Für die Implantate (Durchmesser: 3,5 mm, Länge: 10 mm) wurde unterdimensioniert bis zum Bohrdurchmesser ø 2,8 mm aufbereitet. Das OPG und die palpatorische Untersuchung hatten eindeutig ergeben, dass für diese Implantate sowohl horizontal als auch vertikal ausreichend Platz bestehen würde.

Die Implantate konnten alle primärstabil zwischen 40 Ncm und 60 Ncm eingedreht werden. Vor der endgültigen Tiefenpositionierung erfolgte eine nochmalige OPG-Kontrolle. Danach wurde ein Einphasen-Abdruck (Impregum) mit individuellem Löffel über die Implantatpfosten angefertigt. Die Bisshöhe wurde  von der alten Unterkiefer-Prothese übernommen und mittels Kunststoff-Jig fixiert. Danach wurde in ein Tiefziehduplikat der Unterkiefer-Prothese mit Provisorienkunststoff (Protemp) aufgefüllt, über die Implantate gestülpt und zu Beginn des Aushärtens abgenommen und ausgearbeitet.
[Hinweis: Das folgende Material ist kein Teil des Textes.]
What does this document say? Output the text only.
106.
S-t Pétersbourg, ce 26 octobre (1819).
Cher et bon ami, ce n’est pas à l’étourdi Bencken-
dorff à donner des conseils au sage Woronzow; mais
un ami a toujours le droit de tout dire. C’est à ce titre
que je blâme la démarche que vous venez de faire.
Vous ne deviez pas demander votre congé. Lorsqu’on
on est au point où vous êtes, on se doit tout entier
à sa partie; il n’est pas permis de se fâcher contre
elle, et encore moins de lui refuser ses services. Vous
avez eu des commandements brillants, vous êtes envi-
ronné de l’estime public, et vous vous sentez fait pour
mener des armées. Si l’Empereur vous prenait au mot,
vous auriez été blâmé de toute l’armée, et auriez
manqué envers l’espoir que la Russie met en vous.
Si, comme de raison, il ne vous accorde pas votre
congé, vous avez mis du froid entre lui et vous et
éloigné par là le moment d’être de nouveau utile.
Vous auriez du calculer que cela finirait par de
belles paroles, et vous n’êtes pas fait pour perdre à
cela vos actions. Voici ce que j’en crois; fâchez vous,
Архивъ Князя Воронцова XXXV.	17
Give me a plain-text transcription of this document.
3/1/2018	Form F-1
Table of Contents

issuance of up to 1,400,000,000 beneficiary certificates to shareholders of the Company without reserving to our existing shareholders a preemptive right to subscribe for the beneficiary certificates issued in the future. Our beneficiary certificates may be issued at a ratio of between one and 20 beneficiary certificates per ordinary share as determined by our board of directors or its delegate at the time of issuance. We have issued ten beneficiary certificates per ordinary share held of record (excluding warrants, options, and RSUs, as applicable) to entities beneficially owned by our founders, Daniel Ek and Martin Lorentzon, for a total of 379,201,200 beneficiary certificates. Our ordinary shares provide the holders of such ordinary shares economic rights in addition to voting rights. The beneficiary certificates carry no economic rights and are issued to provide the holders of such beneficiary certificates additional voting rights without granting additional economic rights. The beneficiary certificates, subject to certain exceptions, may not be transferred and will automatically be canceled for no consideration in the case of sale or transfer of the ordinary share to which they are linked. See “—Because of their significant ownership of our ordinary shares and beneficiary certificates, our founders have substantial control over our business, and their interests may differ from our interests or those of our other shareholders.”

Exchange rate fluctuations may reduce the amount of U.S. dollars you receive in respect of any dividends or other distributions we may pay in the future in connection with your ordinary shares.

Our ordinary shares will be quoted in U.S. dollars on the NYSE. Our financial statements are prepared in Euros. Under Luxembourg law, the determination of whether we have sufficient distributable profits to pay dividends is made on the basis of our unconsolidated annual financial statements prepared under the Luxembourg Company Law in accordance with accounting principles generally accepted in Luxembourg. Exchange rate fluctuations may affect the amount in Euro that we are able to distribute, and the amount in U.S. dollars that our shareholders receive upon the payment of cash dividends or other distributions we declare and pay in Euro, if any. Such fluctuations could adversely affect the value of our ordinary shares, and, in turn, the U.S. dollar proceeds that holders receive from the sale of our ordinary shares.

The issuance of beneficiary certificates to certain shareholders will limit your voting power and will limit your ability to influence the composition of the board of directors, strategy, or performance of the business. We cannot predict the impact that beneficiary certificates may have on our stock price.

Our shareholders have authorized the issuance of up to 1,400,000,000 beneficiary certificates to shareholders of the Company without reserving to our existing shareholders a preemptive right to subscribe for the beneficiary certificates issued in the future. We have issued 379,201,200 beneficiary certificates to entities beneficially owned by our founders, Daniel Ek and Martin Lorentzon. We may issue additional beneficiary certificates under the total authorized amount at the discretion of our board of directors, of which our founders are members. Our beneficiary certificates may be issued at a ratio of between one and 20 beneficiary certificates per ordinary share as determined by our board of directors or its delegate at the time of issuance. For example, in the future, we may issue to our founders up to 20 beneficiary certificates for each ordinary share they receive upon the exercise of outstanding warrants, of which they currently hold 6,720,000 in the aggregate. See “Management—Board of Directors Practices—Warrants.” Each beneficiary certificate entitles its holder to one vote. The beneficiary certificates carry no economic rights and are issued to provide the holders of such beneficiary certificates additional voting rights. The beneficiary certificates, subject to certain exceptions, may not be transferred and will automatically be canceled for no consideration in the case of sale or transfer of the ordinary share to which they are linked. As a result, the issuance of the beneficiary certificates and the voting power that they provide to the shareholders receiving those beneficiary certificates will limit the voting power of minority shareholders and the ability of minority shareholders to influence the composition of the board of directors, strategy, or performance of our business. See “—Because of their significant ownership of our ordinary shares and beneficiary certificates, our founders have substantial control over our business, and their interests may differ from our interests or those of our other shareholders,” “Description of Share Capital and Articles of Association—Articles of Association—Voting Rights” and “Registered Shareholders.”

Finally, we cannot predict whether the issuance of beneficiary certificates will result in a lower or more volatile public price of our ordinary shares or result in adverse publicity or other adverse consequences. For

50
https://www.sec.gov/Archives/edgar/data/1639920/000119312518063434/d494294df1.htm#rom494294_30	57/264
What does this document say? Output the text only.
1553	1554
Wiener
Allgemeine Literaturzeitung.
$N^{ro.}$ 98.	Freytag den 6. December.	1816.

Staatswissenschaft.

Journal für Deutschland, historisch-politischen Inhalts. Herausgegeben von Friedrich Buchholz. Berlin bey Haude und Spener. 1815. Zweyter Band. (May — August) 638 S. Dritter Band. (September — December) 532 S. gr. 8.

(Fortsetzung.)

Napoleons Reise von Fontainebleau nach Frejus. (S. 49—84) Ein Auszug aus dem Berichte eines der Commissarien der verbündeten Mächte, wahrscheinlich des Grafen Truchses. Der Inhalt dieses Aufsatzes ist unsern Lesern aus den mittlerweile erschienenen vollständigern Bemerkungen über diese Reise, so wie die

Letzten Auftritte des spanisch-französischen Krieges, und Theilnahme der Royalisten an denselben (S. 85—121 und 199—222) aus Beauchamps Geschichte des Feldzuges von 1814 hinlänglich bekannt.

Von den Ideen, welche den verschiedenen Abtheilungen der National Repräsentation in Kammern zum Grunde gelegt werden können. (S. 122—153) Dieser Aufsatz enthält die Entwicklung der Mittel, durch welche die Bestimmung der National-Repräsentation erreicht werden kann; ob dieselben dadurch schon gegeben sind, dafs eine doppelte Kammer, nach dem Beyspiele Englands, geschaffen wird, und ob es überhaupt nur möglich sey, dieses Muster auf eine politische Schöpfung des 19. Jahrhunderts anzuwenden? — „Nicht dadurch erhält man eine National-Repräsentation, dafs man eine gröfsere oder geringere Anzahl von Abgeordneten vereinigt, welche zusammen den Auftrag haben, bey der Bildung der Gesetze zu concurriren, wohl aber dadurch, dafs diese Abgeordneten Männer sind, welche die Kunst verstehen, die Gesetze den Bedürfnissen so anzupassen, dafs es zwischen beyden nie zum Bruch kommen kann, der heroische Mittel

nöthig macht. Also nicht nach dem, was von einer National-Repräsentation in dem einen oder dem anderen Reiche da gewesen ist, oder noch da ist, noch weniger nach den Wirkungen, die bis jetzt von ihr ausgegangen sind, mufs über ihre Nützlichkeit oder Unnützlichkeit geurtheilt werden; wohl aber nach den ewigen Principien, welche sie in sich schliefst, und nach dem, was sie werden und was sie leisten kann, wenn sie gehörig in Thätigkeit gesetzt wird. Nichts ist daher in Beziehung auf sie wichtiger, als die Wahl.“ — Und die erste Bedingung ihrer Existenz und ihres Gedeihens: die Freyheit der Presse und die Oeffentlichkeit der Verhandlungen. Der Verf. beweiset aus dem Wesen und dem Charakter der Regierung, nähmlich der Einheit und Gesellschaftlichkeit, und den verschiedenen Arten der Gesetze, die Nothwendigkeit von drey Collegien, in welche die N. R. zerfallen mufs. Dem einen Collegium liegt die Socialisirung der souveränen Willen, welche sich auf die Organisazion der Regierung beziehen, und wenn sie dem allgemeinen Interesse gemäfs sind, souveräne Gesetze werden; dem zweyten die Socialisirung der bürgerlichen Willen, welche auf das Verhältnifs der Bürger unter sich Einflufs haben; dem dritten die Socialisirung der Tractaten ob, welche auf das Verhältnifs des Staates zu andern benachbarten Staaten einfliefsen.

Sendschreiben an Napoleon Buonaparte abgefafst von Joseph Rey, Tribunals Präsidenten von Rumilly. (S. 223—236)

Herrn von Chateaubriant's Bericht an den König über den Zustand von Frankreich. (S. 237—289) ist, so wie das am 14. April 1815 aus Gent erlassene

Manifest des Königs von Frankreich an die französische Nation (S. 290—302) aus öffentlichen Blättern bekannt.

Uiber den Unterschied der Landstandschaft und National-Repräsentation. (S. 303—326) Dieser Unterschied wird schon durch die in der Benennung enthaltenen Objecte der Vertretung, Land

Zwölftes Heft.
Die Behandlung war gegen 13:20 Uhr beendet. Herr H. hatte also innerhalb von circa zwei Stunden einen festsitzenden, wenn auch provisorischen Zahnersatz erhalten. Die Behandlung war ohne Zwischenfall verlaufen. Dazu trug sicher auch der unbedingte Wille des Patienten zum Behandlungserfolg bei. Am darauffolgenden Freitag erhielt Herr H. das im Fremdlabor gefertigte Langzeitprovisorium. Beschwerden hatte der Patient so gut wie keine.

Fazit

Es ist klar, dass nicht das Einbringen der Implantate das Bemerkenswerte an diesem Patientenfall darstellt, sondern dass es gelang, einem schwerkranken Patienten rasch eine überzeugende und nachhaltige ZE-Versorgung zu bieten. Diese Lösung bietet Herrn H. ein Stück mehr Selbstständigkeit und hilft nicht zuletzt, seinen gesundheitlichen Zustand zu stabilisieren, indem er sich in Zukunft ausgewogener ernähren kann. Zur Art der Implantation und dem entsprechenden ZE liegen der Praxis und auch allgemein, ausreichende Erfahrungswerte vor, so dass man einen sehr sicheren Langzeiterfolg erwarten kann.

Am 5. Februar 2018 erfolgte beim Patienten ein Impregum- Abdruck mit individuellem Löffel über die vorhandenen Implantate einschließlich erneuter Bissnahme. Am 1. März 2018 wurden die Implantate im Mund nach Maßgabe des Labors mittels Kunststoffkäppchen parallel geschliffen und die endgültige Versorgung, eine Metall- (= NEM) Keramikbrücke definitiv eingegliedert. Der Patient ist bis heute völlig beschwerdefrei und sehr zufrieden.